King’s first post? Tamer: “Another example of American gun violence.” Al Jazeera quoted it amid global outcry—Keir Starmer decried the hit, Eduardo Bolsonaro raged. But the stoning lie overshadowed, fueling “inverted morality” cries. WIRED pulled a South Park Kirk spoof; MSNBC axed Matthew Dowd for milder digs. Kirk’s foes, like DNC’s Ken Martin, condemned the “targeted political violence.” Utah Gov. Spencer Cox: “An attack on free speech—we don’t do that here.” FBI Director Kash Patel: “Subject in custody—justice swift.”
Robinson’s casings—bizarre “notices bulges OwO”—hinted at troll-fueled madness, not manifesto. Family dinner tip: “He mentioned the event.” Atlantic: “Polarization’s poison.” NBC: “Fear of copycats.” For King, fallout lingers. Book sales dipped 5% week-over-week; cons buzz with “boycott the long walk.” He’s musing a Substack essay: “Words haunt like ghosts.” X users: “Admitted liar—soul-saving too late?”
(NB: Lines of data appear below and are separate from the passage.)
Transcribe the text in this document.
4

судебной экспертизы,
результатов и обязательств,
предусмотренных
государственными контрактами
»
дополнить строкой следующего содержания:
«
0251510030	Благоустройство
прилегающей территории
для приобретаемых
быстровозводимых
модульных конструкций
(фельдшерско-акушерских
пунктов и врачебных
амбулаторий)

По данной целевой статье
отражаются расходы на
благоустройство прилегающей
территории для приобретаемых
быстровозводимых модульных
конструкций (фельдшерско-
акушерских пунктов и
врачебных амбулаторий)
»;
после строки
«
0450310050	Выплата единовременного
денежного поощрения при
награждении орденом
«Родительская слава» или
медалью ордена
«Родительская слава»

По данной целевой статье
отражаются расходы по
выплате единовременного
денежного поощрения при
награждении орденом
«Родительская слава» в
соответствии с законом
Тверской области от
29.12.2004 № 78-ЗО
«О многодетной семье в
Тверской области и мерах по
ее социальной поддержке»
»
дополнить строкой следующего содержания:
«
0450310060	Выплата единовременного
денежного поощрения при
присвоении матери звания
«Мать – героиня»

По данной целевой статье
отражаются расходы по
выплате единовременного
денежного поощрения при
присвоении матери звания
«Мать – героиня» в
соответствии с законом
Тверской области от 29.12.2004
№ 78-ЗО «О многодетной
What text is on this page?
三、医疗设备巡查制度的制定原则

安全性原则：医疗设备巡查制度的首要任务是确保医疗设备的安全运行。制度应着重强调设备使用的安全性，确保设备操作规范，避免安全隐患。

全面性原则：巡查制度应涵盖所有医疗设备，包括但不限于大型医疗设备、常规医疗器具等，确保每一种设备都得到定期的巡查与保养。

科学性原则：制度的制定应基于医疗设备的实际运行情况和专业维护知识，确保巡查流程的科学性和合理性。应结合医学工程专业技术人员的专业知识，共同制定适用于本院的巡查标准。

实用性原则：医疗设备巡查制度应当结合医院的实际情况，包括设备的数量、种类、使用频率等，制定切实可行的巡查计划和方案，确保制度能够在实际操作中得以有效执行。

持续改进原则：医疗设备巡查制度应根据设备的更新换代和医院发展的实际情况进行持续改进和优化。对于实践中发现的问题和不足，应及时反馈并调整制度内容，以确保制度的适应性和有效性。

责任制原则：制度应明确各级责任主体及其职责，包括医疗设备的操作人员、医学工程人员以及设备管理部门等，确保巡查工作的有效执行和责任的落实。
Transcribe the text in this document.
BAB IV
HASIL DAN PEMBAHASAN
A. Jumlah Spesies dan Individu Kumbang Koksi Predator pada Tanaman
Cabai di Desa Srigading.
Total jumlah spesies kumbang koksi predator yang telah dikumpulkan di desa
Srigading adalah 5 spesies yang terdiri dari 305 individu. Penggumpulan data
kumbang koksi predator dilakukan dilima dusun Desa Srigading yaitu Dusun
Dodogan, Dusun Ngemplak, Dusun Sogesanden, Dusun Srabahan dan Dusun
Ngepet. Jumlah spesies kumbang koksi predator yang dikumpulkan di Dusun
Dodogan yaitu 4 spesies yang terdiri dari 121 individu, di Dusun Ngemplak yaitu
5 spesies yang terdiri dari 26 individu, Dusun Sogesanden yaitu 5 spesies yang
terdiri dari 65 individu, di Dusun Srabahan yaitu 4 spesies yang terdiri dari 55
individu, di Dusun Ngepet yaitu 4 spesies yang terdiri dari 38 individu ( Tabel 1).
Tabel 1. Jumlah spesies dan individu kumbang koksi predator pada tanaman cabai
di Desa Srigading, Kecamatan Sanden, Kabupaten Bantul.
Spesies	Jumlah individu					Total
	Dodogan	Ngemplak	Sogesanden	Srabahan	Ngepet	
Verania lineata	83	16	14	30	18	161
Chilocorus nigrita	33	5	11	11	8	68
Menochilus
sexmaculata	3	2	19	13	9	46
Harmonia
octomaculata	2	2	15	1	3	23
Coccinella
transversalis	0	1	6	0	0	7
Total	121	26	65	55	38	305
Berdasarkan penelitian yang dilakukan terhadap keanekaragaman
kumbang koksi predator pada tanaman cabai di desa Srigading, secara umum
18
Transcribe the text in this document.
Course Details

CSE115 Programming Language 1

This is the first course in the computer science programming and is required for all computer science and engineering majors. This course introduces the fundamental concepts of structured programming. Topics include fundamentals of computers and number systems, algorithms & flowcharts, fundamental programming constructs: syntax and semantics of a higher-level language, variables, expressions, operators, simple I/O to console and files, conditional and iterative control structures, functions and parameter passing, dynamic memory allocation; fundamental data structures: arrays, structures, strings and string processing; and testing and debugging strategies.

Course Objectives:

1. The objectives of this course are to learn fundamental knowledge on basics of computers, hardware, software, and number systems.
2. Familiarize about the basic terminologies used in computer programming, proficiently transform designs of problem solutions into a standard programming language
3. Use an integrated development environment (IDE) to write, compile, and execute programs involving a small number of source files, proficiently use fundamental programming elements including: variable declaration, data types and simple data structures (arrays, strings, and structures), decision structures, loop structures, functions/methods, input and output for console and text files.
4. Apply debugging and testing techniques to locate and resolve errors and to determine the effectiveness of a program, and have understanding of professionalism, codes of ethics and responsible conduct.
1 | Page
This saga? A mirror to fractures. Kirk mobilized quads into MAGA machines; King, words into worlds. One bullet, one tweet—both lethal. King’s lie didn’t kill, but it vivisected trust. As September 15 dawned, vigils dimmed, but echoes roared: In a land of loaded guns and keyboards, truth’s the first casualty. Who’s the real monster—sniper, scribbler, or the mob we feed? Kirk’s legacy endures in youth votes; King’s, a cautionary tale. Apologies mend, but scars? They storytell forever.